Ich musste lachen. »Deine Mutter spielt Mary Poppins?«

»Ja. Mir ist klar, wie ironisch das klingt.«

»Wie lange denn?«

»Der Vertrag geht über sechs Monate. Die Tournee beginnt in Chicago, dort bleiben sie sechs Wochen, dann ziehen sie weiter durchs ganze Land. Sie wird echt froh sein, wenn jemand bei mir ist.«

Heilige Scheiße. »Wir beide ... in eurem Haus?« Wir beide. In ihrem Haus am Strand. Und keine Eltern.

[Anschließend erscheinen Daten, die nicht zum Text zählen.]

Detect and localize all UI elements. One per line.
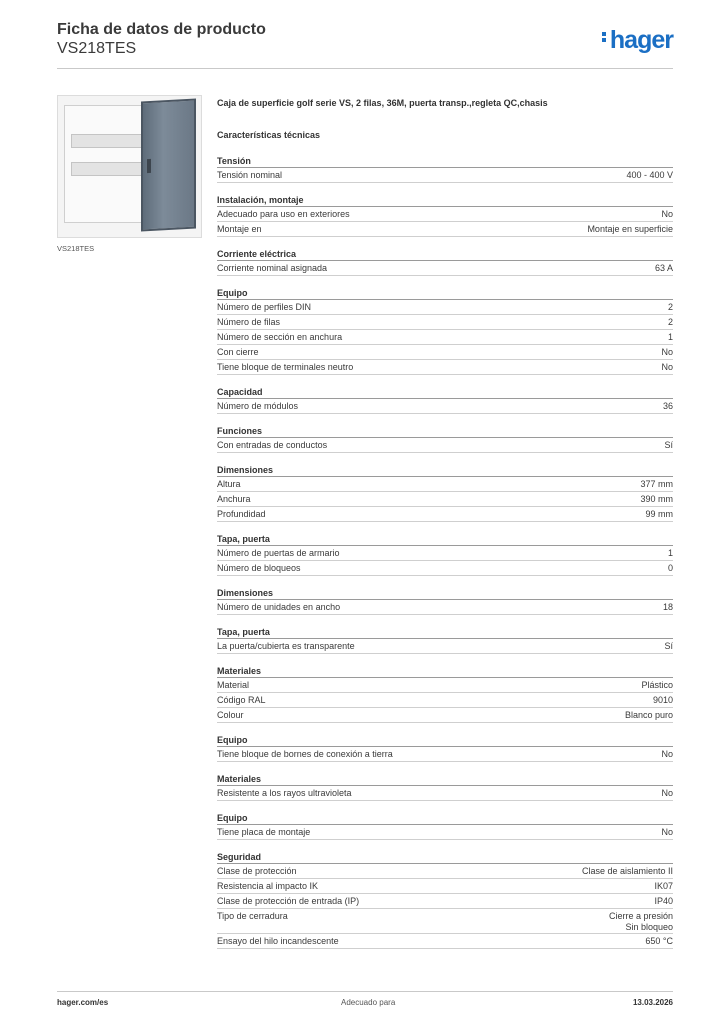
spec-label: Número de módulos [217, 401, 299, 411]
spec-row [217, 168, 673, 183]
spec-row [217, 207, 673, 222]
spec-value: Clase de aislamiento II [581, 866, 673, 876]
section-title: Instalación, montaje [217, 194, 673, 207]
spec-section [217, 851, 673, 949]
spec-label: Clase de protección de entrada (IP) [217, 896, 360, 906]
spec-section [217, 155, 673, 183]
footer-center-text: Adecuado para [341, 998, 396, 1007]
spec-label: Con entradas de conductos [217, 440, 328, 450]
spec-section [217, 248, 673, 276]
spec-value: 18 [662, 602, 673, 612]
spec-row [217, 708, 673, 723]
spec-row [217, 438, 673, 453]
spec-row [217, 693, 673, 708]
spec-value: 63 A [654, 263, 673, 273]
spec-label: Tiene placa de montaje [217, 827, 311, 837]
spec-value: 377 mm [640, 479, 673, 489]
spec-label: Tiene bloque de terminales neutro [217, 362, 354, 372]
spec-value: 0 [667, 563, 673, 573]
spec-row [217, 600, 673, 615]
spec-section [217, 533, 673, 576]
logo-text: hager [609, 26, 673, 54]
spec-label: Profundidad [217, 509, 266, 519]
page-title: Ficha de datos de producto [57, 21, 266, 38]
section-title: Equipo [217, 812, 673, 825]
spec-value: No [661, 347, 673, 357]
spec-label: Número de perfiles DIN [217, 302, 312, 312]
spec-value: IP40 [654, 896, 673, 906]
spec-label: La puerta/cubierta es transparente [217, 641, 355, 651]
section-title: Tensión [217, 155, 673, 168]
spec-label: Altura [217, 479, 241, 489]
spec-value: No [661, 362, 673, 372]
din-rail [71, 162, 142, 176]
spec-row [217, 934, 673, 949]
spec-section [217, 812, 673, 840]
spec-label: Código RAL [217, 695, 266, 705]
spec-row [217, 678, 673, 693]
spec-value: 390 mm [640, 494, 673, 504]
section-title: Materiales [217, 665, 673, 678]
spec-row [217, 360, 673, 375]
spec-value: 1 [667, 332, 673, 342]
spec-value: Blanco puro [624, 710, 673, 720]
spec-section [217, 626, 673, 654]
spec-row [217, 909, 673, 934]
section-title: Dimensiones [217, 464, 673, 477]
spec-row [217, 507, 673, 522]
spec-row [217, 492, 673, 507]
spec-label: Anchura [217, 494, 251, 504]
header-divider [57, 68, 673, 69]
spec-row [217, 399, 673, 414]
spec-section [217, 194, 673, 237]
image-caption: VS218TES [57, 244, 95, 253]
spec-value: Montaje en superficie [587, 224, 673, 234]
section-title: Seguridad [217, 851, 673, 864]
spec-label: Colour [217, 710, 244, 720]
section-title: Tapa, puerta [217, 626, 673, 639]
section-title: Corriente eléctrica [217, 248, 673, 261]
spec-row [217, 825, 673, 840]
spec-section [217, 386, 673, 414]
spec-row [217, 747, 673, 762]
spec-label: Tiene bloque de bornes de conexión a tierra [217, 749, 393, 759]
hager-logo [602, 26, 673, 55]
page-header [57, 20, 673, 70]
footer-website: hager.com/es [57, 998, 109, 1007]
spec-row [217, 546, 673, 561]
product-description: Caja de superficie golf serie VS, 2 filas, 36M, puerta transp.,regleta QC,chasis [217, 98, 548, 108]
spec-row [217, 261, 673, 276]
spec-row [217, 477, 673, 492]
spec-value: Plástico [641, 680, 673, 690]
spec-value: 99 mm [645, 509, 673, 519]
spec-value: 9010 [652, 695, 673, 705]
din-rail [71, 134, 142, 148]
spec-label: Adecuado para uso en exteriores [217, 209, 350, 219]
spec-value: Cierre a presión Sin bloqueo [608, 911, 673, 932]
spec-label: Clase de protección [217, 866, 297, 876]
footer-divider [57, 991, 673, 992]
spec-label: Montaje en [217, 224, 262, 234]
spec-label: Resistencia al impacto IK [217, 881, 319, 891]
spec-row [217, 561, 673, 576]
technical-characteristics-heading: Características técnicas [217, 130, 321, 140]
spec-section [217, 734, 673, 762]
spec-value: IK07 [654, 881, 673, 891]
door-handle [147, 159, 151, 173]
spec-section [217, 665, 673, 723]
spec-label: Corriente nominal asignada [217, 263, 328, 273]
spec-label: Número de unidades en ancho [217, 602, 341, 612]
spec-section [217, 464, 673, 522]
spec-value: 1 [667, 548, 673, 558]
spec-label: Número de puertas de armario [217, 548, 340, 558]
spec-row [217, 879, 673, 894]
section-title: Equipo [217, 734, 673, 747]
section-title: Tapa, puerta [217, 533, 673, 546]
spec-row [217, 786, 673, 801]
spec-value: 2 [667, 302, 673, 312]
section-title: Dimensiones [217, 587, 673, 600]
spec-row [217, 222, 673, 237]
spec-section [217, 287, 673, 375]
spec-content [217, 97, 673, 949]
transparent-door [141, 99, 196, 232]
spec-label: Número de bloqueos [217, 563, 301, 573]
spec-label: Ensayo del hilo incandescente [217, 936, 339, 946]
spec-label: Con cierre [217, 347, 259, 357]
product-image [57, 95, 202, 238]
spec-value: 400 - 400 V [626, 170, 673, 180]
spec-label: Material [217, 680, 250, 690]
spec-row [217, 894, 673, 909]
product-reference: VS218TES [57, 40, 137, 57]
section-title: Materiales [217, 773, 673, 786]
spec-value: No [661, 749, 673, 759]
footer-date: 13.03.2026 [632, 998, 673, 1007]
enclosure-body [64, 105, 149, 223]
spec-label: Tensión nominal [217, 170, 283, 180]
spec-sections [217, 155, 673, 949]
spec-value: 2 [667, 317, 673, 327]
spec-section [217, 773, 673, 801]
spec-label: Resistente a los rayos ultravioleta [217, 788, 352, 798]
spec-row [217, 864, 673, 879]
spec-value: 650 °C [645, 936, 673, 946]
spec-section [217, 587, 673, 615]
spec-section [217, 425, 673, 453]
spec-row [217, 639, 673, 654]
spec-row [217, 300, 673, 315]
section-title: Equipo [217, 287, 673, 300]
spec-value: No [661, 788, 673, 798]
spec-value: No [661, 827, 673, 837]
spec-row [217, 345, 673, 360]
spec-row [217, 330, 673, 345]
section-title: Funciones [217, 425, 673, 438]
spec-row [217, 315, 673, 330]
spec-label: Número de filas [217, 317, 281, 327]
spec-value: 36 [662, 401, 673, 411]
logo-dots-icon [602, 30, 608, 44]
spec-value: Sí [664, 641, 673, 651]
spec-label: Tipo de cerradura [217, 911, 288, 921]
spec-value: Sí [664, 440, 673, 450]
spec-value: No [661, 209, 673, 219]
spec-label: Número de sección en anchura [217, 332, 343, 342]
section-title: Capacidad [217, 386, 673, 399]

»Na klar! Ist das nicht perfekt?«

»Und deine Mom hat kein Problem damit, dich allein zu lassen?«

»Süße. Einen Job zu finden ist heutzutage echt voll schwer, und meine Mom wird auch nicht jünger oder schlanker. Sie ist inzwischen doppelt so dick wie früher. Wenn sie mit Mary Poppins auf Tournee gehen kann, dann geht sie mit Mary Poppins auf Tournee.«

Früher war Suzanne ein Broadway-Star mittleren Bekanntheitsgrads. Dann wurde sie von einem süßen Briten geschwängert. Anschließend verließ sie der süße Brite für eine süße Australierin. Suzanne zog zurück nach Westport, damit ihre Mom ihr mit der kleinen Violet helfen konnte, und Suzanne kellnerte und spielte nur noch auf der Provinzbühne. Als Vi auf die Highschool kam, fing Suzanne wieder an einem Theater in der Stadt an. Sie hatte dort nicht die tollsten Rollen bekommen. Eine Hauptrolle war schon etwas Besonderes. Also hätte ich mich eigentlich freuen sollen für Suzanne – und das tat ich auch –, aber wenn sie in Chicago als Mary Poppins auftrat ... dann wäre ich dazu verdammt, Le Misérable in Ohio zu werden.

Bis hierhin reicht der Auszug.